/ 15 January 2007

Burundian journos fight back

After a spate of arrests of members of the media over the past six months, Burundian authorities recently released three journalists who had been detained for more than a month. The Mail & Guardian spoke to them on a recent visit to Burundi.

”Everything is still in a blur,” says Domitile Kiramvu. ”I still ask myself questions. It is too good to be true.”

On January 3 Kiramvu, Serge Nibizi, editor in chief of the privately owned station Radio Publique Africaine (RPA), and Mathias Manirakiza, the director of privately owned Radio Isanganiro, were acquitted of ”disseminating information likely to disturb public order and security”. A fourth journalist, Corneil Nibaruta, who fled the country, was tried in absentia and was also acquitted.

The journalists’ release spells victory for the media in Burundi, which has been regularly threatened and harassed by the government. Since he came to power in 2005, President Pierre Nkurunziza and the ruling Forces for the Defense of Democracy (FDD), which won democratic elections in a landslide, have grown hostile to opposition and criticism from the media.

”Every time you do something that displeases the government, you will be summoned,” says Nibizi, who, along with his colleague Kiramvu, was summoned to the state prosecutor’s office before being jailed. Nibizi described the arrest as ”illegal”, and all three agree that their detention was politically motivated.

Both Nibizi and Kiramvu spent 44 days in jail, while Manirakiza spent 37 days in prison.

In December last year, the state prosecutor requested that the three journalists be jailed for three years for breaking Burundi’s media law when they reported on an alleged coup plot. According to the prosecutor the journalists broke the law because they reported on a case still under judicial investigation.

”They wanted to lock us up till the 2009 elections, to keep us quiet,” says Kiramvu.

For Nibizi the experience was ”mental torture”. ”I had about 10 people watching my every movement.”

Manirakiza was arrested after Radio Isanganiro broadcast a story saying the army was pretending to have foiled a coup so that it could pin the matter on the alleged plotters, who had already been arrested. According to Radio Isanganiro, the coup was to involve an attack on the presidential palace and the residence of Hussein Radjabu, the leader of the party in power.

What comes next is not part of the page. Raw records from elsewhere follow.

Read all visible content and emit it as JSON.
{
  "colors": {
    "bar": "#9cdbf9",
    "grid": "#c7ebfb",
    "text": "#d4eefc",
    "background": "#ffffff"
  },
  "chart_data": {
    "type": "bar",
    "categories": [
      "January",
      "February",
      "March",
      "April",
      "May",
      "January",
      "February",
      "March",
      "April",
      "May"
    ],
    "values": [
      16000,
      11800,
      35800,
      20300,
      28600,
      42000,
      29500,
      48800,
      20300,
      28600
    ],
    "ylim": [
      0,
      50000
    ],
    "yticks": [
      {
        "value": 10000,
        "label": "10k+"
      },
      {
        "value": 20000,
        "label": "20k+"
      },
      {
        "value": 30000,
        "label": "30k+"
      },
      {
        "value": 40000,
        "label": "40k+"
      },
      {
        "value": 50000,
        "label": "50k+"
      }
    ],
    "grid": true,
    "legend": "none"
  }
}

Seven people, including the former president, Domitien Ndayizeye, were arrested in August and subsequently accused of plotting to overthrow the government. A court recommendation that they be released on bail was overturned by the state after prosecutors protested. It is widely believed that the government staged the coup plot itself to justify a crackdown on political opponents, but the government has denied the allegations.

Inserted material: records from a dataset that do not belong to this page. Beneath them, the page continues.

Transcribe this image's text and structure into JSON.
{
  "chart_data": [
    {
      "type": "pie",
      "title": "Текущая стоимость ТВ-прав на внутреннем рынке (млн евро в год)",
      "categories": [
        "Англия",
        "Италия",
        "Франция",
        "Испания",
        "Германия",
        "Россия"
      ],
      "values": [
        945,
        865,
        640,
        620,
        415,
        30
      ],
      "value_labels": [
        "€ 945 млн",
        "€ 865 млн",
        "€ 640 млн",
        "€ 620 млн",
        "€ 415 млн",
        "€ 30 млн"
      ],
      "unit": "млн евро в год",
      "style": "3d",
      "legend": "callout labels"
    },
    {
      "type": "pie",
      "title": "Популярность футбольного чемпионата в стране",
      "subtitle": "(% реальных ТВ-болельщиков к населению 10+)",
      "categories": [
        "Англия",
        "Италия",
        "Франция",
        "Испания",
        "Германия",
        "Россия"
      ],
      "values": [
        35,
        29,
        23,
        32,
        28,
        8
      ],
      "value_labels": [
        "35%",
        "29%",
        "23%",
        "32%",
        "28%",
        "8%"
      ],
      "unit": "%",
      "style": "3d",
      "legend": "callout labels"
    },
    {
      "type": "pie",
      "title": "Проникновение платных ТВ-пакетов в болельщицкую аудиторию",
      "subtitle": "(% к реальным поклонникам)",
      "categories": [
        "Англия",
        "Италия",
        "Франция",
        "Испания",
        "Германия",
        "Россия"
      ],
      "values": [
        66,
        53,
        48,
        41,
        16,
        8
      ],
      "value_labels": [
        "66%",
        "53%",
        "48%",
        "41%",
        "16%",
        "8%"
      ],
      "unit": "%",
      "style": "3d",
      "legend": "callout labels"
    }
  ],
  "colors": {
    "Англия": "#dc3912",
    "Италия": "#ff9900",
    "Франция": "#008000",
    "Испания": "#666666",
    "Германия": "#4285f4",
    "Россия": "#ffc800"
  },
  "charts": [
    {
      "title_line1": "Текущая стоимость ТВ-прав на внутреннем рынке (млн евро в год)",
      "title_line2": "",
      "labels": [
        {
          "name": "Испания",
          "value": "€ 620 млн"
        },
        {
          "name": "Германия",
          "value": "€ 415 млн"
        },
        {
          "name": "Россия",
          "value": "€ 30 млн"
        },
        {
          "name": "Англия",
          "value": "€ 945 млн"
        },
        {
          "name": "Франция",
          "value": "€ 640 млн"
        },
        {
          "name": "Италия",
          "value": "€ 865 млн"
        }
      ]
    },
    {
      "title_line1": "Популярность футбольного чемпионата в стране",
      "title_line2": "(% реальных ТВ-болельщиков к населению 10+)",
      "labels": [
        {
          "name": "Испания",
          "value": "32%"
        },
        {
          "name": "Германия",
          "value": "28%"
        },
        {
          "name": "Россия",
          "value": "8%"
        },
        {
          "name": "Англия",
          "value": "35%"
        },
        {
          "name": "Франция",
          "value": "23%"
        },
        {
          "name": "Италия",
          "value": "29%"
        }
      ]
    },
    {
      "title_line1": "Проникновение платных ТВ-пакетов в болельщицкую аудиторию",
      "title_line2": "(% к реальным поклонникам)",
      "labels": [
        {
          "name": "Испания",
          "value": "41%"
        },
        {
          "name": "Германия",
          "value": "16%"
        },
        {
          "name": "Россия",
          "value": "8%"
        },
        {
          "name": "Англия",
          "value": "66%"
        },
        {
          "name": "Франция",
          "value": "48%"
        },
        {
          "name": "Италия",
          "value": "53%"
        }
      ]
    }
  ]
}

When questioned at the state prosecutor’s office Manirakiza was asked to reveal his sources. When he quoted Article 8 of the Constitution, which states that he does not have to reveal his sources, he was immediately taken to jail.

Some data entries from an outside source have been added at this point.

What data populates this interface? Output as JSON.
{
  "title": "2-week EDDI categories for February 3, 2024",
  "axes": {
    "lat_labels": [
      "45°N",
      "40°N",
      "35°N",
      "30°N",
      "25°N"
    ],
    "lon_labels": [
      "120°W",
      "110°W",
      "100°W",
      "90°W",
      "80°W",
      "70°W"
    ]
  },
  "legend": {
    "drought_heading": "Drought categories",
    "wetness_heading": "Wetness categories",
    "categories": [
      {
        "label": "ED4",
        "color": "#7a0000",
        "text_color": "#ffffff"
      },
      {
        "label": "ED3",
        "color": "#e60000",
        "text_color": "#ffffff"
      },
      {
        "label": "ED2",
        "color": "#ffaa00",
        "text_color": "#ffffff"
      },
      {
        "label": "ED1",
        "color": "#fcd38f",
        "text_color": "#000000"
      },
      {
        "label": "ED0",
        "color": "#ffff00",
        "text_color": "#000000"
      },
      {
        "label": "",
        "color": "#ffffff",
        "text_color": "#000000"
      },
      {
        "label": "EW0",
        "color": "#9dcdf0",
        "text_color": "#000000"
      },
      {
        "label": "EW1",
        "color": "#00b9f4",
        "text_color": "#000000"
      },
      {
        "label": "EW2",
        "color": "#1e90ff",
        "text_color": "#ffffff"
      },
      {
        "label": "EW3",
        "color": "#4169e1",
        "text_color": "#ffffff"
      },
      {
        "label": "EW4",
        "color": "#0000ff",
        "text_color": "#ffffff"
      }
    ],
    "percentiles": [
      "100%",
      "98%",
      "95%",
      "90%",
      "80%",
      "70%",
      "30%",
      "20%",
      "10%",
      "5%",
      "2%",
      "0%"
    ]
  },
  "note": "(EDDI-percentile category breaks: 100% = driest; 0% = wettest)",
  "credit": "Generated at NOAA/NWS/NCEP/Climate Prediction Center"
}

”I was sharing a room with 163 persons, sharing one shower and toilet. I did not understand what happened to me,” said Manirakiza.

Commenting on how the arrest has affected his work as a journalist, Nbizi said: ”We will double our efforts” — a sentiment echoed by Manirakiza and Kiramvu.

Kiramvu says: ”I will continue talking, I will not change. Perhaps my voice disturbs the government,” she adds with a smile.

The Burundian media plays a central role in challenging the status quo. ”We are going to work so that law is respected and conditions in detention are improved,” says Manirakiza.

Nibizi says that problems in Burundi are a result of ”political leaders who lack the required political culture to govern”. He adds that leaders are trying to find a way out in the case of the suspected coup plotters. The government has failed to produce conclusive proof against those arrested for allegedly plotting a coup.

”We do think about pursuing the government in court. But not now; not yet,” says Manirakiza.